'Ekonomi konuşamaz hale geldik'
İşte aynı zamanda Makine İhracatçıları Birliği (MAİB) Yönetim Kurulu Üyesi de olan Ali Eren’in açıklamalarından satırbaşları:
“Siyasete girmeme lüksümüz kalmadı mecburen gireceğiz çünkü ekonomi tamamen siyasi olarak belirlenmeye başlayınca kendimizi otomatikman orada buluyoruz. Ekonomik kurallara göre atılan adımlar artık yok. Siyasi çıkar uğruna mesela, nassa göre.. Ekonomik kurtuluş savaşı var, bize ekonomik savaş açıldı dediğiniz zaman o siyasettir. Nass’a göre dediğiniz zaman o dindir. Ekonomiden bahsetmek için faiz konusuna girdiğiniz zaman ki, ekonominin en önemli parametrelerinden bir tanesi. Kuru direkt belirleyemediğimize göre... Sermaye hareketlerini de sınırlayamadığımıza ve kuru da dışarıdan belirleyemediğimize göre, üç önemli parametreden bir tanesini siz belirleyebilirsiniz ve ya kontrol etmeye çalışırsınız. O da dini sembol ve siyasi bir mevzu haline gelirse o zaman ben ekonomi konuşamaz hale geliyorum. O zaman benim hiç konuşmamam lazım. Tüsiad, Müsiad ve odaların da konuşmaması lazım ki, öyle olmuyor. Bundan korkmayacağız, korkulacak bir şey yok zaten kötü bir şey de söylemiyoruz. 'Sadece doğrusu yapılmıyor' demek istiyoruz ve doğrunun yapılmayacağı çok belli ve yapılmıyor. Bunu da söylemek bizim görevimiz.

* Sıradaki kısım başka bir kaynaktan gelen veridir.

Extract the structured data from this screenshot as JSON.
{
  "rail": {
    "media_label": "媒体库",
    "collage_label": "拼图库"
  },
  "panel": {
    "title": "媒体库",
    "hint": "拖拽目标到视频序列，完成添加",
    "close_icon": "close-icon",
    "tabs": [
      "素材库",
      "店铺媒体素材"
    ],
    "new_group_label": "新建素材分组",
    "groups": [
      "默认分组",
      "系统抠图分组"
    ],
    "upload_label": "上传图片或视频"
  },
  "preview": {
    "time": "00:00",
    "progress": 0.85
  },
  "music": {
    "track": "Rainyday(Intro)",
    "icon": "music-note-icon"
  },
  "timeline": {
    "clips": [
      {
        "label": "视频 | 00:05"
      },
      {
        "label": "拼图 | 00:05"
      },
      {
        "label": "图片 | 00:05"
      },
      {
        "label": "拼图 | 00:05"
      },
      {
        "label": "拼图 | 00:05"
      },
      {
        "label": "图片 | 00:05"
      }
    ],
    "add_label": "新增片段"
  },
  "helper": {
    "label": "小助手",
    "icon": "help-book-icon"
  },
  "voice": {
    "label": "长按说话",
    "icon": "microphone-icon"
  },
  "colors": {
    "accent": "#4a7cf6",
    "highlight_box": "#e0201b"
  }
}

Ekonomi-siyaset çekişmesinde siyaset kazanıyor
Ekonomi ve siyaset bir araya geldiği zaman mutlaka siyaset kazanıyor. Siyasi kariyer, akademik kariyerin şuanda üstüne geçmiş durumda. Siyasi bir kariyeri olmayan bir kimsenin fikrini dinlemek bizim için çok daha önemli bir hale geliyor. Hem siyasi hem ekonomik kariyer bir arada olduğu zaman siyasi kariyer üstün geliyor demek ki. Ekonomi dinlemek istiyorsan bağımsız bir ekonomistten dinlemek gerekiyor çünkü o kişi kitaba ve bilime yani Tüsiad’ın dediği gibi konuşur. Hiç denenmemiş ve neye bağlandığı da belli olmayan Nass’a bağlanıyor diğer tarafta dış düşmana bağlanıyor dolayısıyla neye bağlandığı belli olmuyor. Bu dışarıdan gelen bir atak değil bu insanların ve kurumların kendisini emniyette hissetmemesi nedeniyle talep yaratarak dövize olan talebi artırıp kurların yükselişine gidiyor. Bu insanlar bizim kendi insanımız, kendi halkımız. Dışarıdan gelen bir düşman değil."